Sungguh beliau meninggalkan sunnah
hasanah bagi umat ini hingga beliau mendapatkan pahala dari apa yang
telah beliau amalkan dan perjuangkan, berikut pahala-pahala umat beliau
sampai hari kiamat dari kalangan orang-orang yang yang beriman kepada
beliau, membenarkan, mengikuti, dan mengamalkan ajaran beliau n.
Dakwah tauhid yang ditegakkan oleh
Rasulullah shalallahu alaihi wasalam meninggalkan atsar (pengaruh) yang
baik pula, berupa persatuan dan kejayaan yang didapatkan oleh generasi
awal umat ini dan keberkahan dalam kehidupan mereka, sebagaimana hal ini
jelas bagi kita bila membaca sejarah umat ini. Demikianlah janji Allah k
yang tertulis dalam kitab-Nya:
وَعَدَ
اللهُ الَّذِيْنَ آمَنُوْا مِنْكُمْ وَعَمِلُوا الصَّالِحَاتِ
لَيَسْتَخْلِفَنَّهُمْ فِي اْلأََرْضِ كَمَا اسْتَخْلَفَ الَّذِيْنَ مِنْ
قَبْلِهِمْ وَلَيُمَكِّنَنَّ لَهُمْ دِيْنَهُمُ الَّذِي ارْتَضَى لَهُمْ
وَلَيُبَدِّلَنَّهُمْ مِنْ بَعْدِ خَوْفِهْمَ أَمْنًا يَعْبُدُوْنَنِيْ
وَلاَ يُشْرِكُوْنَ بِي شَيْئًا وَمَنْ كَفَرَ بَعْدَ ذَلِكَ فَأُولَئِكَ
هُمُ الْفَاسِقُوْنَ
“Allah telah berjanji kepada
orang-orang yang beriman di antara kalian dan mengerjakan amal-amal
shalih bahwa Dia sungguh-sungguh akan menjadikan mereka berkuasa di
bumi, sebagaimana Dia telah menjadikan orang-orang yang sebelum mereka
berkuasa, dan sungguh Dia akan meneguhkan bagi mereka agama yang telah
diridhai-Nya untuk mereka dan Dia benar-benar akan mengganti keadaan
mereka sesudah mereka berada dalam ketakutan menjadi aman sentosa.
Mereka tetap beribadah kepada-Ku tanpa mempersekutukan sesuatu apapun
dengan-Ku.

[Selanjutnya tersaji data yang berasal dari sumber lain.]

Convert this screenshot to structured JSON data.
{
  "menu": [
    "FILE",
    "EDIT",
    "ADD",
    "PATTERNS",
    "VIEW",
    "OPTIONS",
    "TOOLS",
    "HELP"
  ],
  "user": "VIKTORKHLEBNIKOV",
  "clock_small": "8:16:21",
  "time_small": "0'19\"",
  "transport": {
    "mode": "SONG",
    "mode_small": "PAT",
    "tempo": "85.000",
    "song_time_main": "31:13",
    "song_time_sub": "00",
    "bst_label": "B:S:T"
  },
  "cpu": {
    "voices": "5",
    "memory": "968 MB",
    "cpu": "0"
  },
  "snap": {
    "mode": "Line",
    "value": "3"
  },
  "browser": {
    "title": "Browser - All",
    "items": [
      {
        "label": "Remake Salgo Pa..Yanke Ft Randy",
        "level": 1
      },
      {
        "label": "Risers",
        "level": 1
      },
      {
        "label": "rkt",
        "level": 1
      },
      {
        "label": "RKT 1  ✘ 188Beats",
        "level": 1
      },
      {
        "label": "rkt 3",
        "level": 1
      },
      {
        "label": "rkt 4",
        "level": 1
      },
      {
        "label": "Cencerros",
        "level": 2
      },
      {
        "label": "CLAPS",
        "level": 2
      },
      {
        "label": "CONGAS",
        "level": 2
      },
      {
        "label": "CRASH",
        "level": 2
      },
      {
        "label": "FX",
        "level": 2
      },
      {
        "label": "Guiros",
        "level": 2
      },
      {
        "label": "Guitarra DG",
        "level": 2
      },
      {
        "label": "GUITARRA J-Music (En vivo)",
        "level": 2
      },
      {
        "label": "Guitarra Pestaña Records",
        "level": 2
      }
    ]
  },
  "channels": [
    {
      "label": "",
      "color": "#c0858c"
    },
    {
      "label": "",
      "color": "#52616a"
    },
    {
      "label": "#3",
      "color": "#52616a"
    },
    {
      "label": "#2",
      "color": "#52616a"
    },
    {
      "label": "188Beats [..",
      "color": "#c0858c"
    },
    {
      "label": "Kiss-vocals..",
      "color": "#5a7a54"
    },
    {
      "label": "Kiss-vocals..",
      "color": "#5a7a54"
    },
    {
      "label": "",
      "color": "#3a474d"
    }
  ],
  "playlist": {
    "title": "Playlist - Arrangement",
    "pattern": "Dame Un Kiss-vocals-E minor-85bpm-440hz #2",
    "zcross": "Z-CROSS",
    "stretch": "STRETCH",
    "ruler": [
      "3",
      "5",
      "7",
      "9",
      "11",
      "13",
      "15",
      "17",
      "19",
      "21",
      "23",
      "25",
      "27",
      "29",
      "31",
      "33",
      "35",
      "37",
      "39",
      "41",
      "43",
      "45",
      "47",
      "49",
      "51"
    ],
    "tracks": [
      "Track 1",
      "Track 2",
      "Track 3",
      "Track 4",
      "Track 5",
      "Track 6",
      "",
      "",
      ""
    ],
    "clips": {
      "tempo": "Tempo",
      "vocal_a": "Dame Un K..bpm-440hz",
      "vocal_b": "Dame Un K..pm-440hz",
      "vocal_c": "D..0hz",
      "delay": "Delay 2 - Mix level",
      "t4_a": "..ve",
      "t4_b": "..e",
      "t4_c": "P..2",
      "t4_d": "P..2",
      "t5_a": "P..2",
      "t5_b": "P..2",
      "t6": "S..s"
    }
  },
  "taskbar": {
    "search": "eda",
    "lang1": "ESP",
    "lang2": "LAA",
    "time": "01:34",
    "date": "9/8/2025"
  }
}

Dan barangsiapa yang tetap kafir sesudah janji itu, maka
mereka itulah orang-orang yang fasik.” (An-Nur: 55)
Ulama Pewaris Para Nabi
Setelah terputusnya nubuwwah,
tampillah ahlul ilmi di setiap zaman dan tempat, yang berdakwah dengan
dakwah para nabi dan rasul serta beramal dengan amalan mereka. Karena
para ulama ini mewarisi ilmu para nabi dan rasul serta mengambil
sunnah-sunnah mereka, maka dengan mereka inilah Allah subhanahu wata ala
menegakkan hujjah-Nya kepada umat dan dengan mereka pula Allah k
merahmati umat ini. Mereka menegakkan dakwah yang mubarakah (diberkahi)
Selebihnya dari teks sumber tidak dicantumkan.